João Galrão: A minha obra encontra-se numa fronteira ténue entre o sagrado e o profano, não só como artista mas também como performer. Desde os tempos do Ar.co ( Centro de arte e comunicação) em Lisboa e sobretudo depois de umas colagens em que usei o meu corpo como inspiração, tenho trabalhado nesta matéria, o que às vezes originou um incomodo para algumas pessoas mais católicas e me fechou algumas portas, mas abriu outras.
DES: Passaram alguns anos. A fantasia do elevador ainda se mantém?
João Galrão: Confesso que, devido a tantos disparates que digo, tive que voltar a rever a entrevista que dei na SIC sobre fantasias sexuais. Ainda se mantém até porque ainda não a concretizei (risos), esta afirmação saiu-me na hora sem pensar muito no assunto, talvez por influência em ter uma mãe empresária e costureira militar, saiu-me esta confissão, entretanto surgiram outras fantasias.
DES: O que gostavas de fazer que ainda não tiveste oportunidade de concretizar?
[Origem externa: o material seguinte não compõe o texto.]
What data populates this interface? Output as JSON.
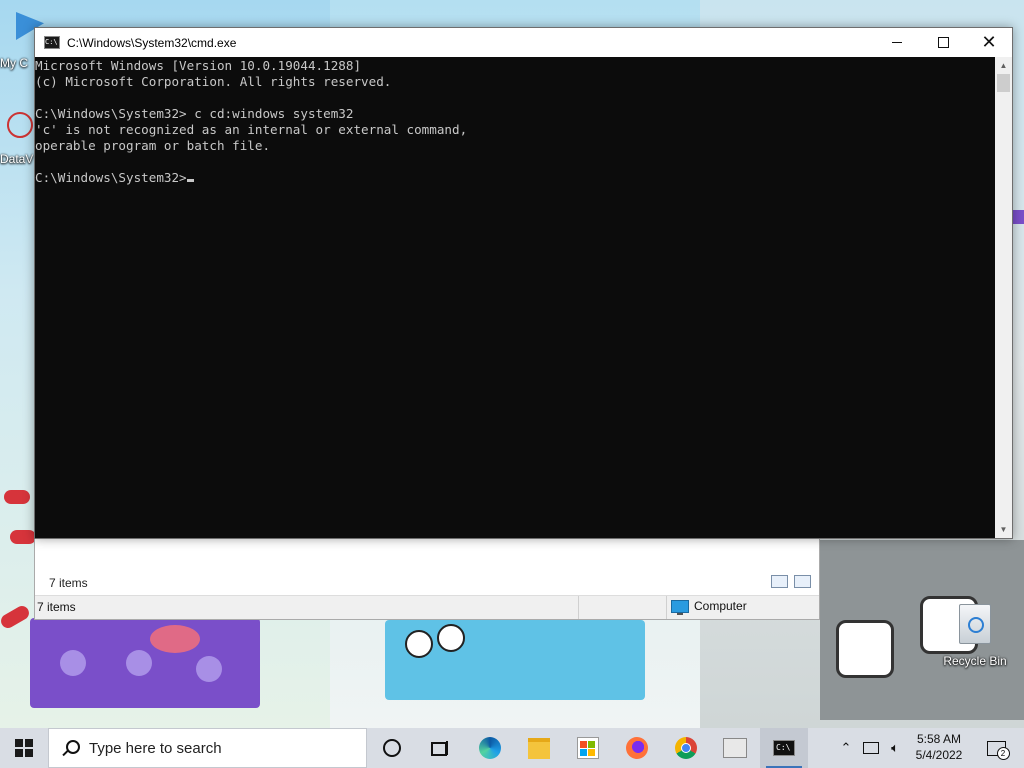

João Galrão: Tantas coisas, gostava de escrever um livro, uma letra para uma música, criar uma ONG, viajar até Nova Iorque e à Índia, gosto destes opostos, NY por ser uma cidade cosmopolita e a Índia pela sua espiritualidade e exotismo.
DES: Qual é o teu maior defeito?
João Galrão: Às vezes, ser um bocado rabugento e ter mudanças de humor, talvez por ser bipolar, não sei se devia confessar isso publicamente, mas para mim não é um bicho de sete cabeças e assim talvez ajude outras pessoas a encarar o problema de frente. Felizmente assumi esta questão e estou bem, sou medicado, mas perdi alguns amigos por não ter enfrentado o problema na altura.
DES: E o amor. O que é o amor?
João Galrão: O amor é um êxtase, uma entrega, paixão, pode ser por uma pessoa, um animal, um livro, um país. Às vezes é cego e faz-nos sofrer, mas é bom ter esta sensação pois a vida sem ele não fazia sentido.